Porti e Infrastrutture Shipping e Logistica

Dalla rivolta al varco 4 del Molo VII al letto di ospedale. La testimonianza di un portuale triestino

Intervistato dal “Piccolo”, Cristian racconta la sua esperienza sul Covid: “Adesso che sono qui ho aperto di più gli occhi”

Trieste – “Ho il Covid: in questi giorni mi sentivo affaticato e a un certo punto avevo iniziato a fare fatica a respirare…”. E’ la testimonianza di un portuale di 52 anni, Cristian, che il Piccolo di Trieste ha pubblicato oggi. Dalla rivolta al varco 4 del Molo Settimo, al letto di ospedale è l’incipit dell’articolo. “Qui mi danno l’ossigeno con casco e mascherina, mi sento al sicuro”, racconta il portuale che ora è ricoverato alla terapia intensiva di Cattinara.

“Ha cambiato idea sul Covid?”, chiede il giornalista. “Non ho mai negato che il Covid possa essere pericoloso, ma adesso che sono in ospedale ho aperto di più gli occhi.
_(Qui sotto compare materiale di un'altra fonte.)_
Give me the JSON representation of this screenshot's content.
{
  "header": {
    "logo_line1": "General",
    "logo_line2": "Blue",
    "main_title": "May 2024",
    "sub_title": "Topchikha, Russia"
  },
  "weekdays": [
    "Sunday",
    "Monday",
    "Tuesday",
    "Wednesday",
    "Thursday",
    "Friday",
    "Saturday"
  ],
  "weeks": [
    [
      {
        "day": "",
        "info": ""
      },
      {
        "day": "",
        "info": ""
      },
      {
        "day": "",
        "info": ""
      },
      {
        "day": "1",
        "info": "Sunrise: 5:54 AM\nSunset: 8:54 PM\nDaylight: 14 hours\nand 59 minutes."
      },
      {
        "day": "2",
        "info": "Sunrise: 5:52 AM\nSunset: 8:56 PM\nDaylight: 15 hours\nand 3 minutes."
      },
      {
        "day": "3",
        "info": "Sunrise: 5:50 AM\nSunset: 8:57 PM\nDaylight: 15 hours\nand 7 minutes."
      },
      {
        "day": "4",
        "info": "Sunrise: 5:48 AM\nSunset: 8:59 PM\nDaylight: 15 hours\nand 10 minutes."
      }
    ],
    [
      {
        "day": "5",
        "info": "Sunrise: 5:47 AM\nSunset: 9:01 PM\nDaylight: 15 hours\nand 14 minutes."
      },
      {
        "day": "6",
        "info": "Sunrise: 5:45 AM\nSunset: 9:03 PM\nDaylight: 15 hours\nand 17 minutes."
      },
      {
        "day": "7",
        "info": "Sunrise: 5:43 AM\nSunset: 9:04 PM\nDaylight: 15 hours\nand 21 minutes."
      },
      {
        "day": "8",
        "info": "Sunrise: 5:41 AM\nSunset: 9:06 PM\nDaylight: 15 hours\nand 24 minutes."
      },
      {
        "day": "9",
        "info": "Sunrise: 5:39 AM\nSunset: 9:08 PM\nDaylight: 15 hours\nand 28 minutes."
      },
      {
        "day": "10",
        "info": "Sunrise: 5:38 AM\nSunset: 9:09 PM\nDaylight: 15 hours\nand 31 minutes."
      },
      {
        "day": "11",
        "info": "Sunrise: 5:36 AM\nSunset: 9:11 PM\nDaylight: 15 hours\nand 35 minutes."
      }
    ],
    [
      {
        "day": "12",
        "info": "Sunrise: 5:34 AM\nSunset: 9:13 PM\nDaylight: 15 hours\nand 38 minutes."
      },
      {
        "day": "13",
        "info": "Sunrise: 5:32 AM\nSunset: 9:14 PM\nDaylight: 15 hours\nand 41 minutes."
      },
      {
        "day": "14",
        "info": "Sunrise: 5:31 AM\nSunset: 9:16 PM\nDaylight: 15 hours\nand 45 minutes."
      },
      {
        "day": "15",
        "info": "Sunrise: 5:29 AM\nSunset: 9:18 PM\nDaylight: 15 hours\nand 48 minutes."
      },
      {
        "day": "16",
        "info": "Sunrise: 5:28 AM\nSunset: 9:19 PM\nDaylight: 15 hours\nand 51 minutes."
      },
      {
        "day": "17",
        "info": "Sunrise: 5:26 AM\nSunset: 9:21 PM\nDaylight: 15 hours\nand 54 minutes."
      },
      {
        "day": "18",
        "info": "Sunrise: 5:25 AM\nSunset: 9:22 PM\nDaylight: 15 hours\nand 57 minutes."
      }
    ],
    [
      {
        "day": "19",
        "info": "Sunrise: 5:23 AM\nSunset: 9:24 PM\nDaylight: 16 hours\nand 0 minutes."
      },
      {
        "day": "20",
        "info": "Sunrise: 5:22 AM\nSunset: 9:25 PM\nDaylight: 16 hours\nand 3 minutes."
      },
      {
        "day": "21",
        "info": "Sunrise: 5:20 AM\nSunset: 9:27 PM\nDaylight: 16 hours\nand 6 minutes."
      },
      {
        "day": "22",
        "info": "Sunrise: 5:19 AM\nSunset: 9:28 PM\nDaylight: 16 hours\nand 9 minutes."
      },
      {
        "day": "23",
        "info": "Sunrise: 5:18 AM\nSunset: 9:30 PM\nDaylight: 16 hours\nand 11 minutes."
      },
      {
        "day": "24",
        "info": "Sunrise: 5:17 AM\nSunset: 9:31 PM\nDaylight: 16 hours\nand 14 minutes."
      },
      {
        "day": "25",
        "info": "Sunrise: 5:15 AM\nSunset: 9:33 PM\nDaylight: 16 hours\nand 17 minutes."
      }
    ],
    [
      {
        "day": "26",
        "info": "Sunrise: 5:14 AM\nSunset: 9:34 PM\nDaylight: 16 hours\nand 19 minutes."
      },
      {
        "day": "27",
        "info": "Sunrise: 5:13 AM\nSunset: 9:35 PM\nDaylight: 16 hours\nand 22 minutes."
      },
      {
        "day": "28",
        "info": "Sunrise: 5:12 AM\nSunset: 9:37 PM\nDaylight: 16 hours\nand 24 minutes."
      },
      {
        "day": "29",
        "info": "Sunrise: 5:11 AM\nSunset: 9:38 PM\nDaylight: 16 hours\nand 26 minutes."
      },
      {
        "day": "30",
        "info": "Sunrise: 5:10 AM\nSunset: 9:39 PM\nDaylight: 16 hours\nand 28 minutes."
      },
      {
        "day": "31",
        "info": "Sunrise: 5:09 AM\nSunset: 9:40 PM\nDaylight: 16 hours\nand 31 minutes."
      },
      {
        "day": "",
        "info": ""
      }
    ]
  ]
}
Vedo i pazienti come sono qui, che stanno male…infatti, sto dicendo ai miei colleghi di non sottovalutare il virus. Però, io sono contro la situazione che si è creata con il Green Pass…”, risponde il portuale.  

“Lei non è vaccinato, perché?”, chiede ancora il giornalista. “Una mia libera scelta. Magari un domani lo farò”. Alla fine, Cristian manda un ultimo messaggio: “Il Covid può essere una cosa brutta, Io non dico agli altri cosa devono fare della loro vita, dico solo…muli, guardeve”.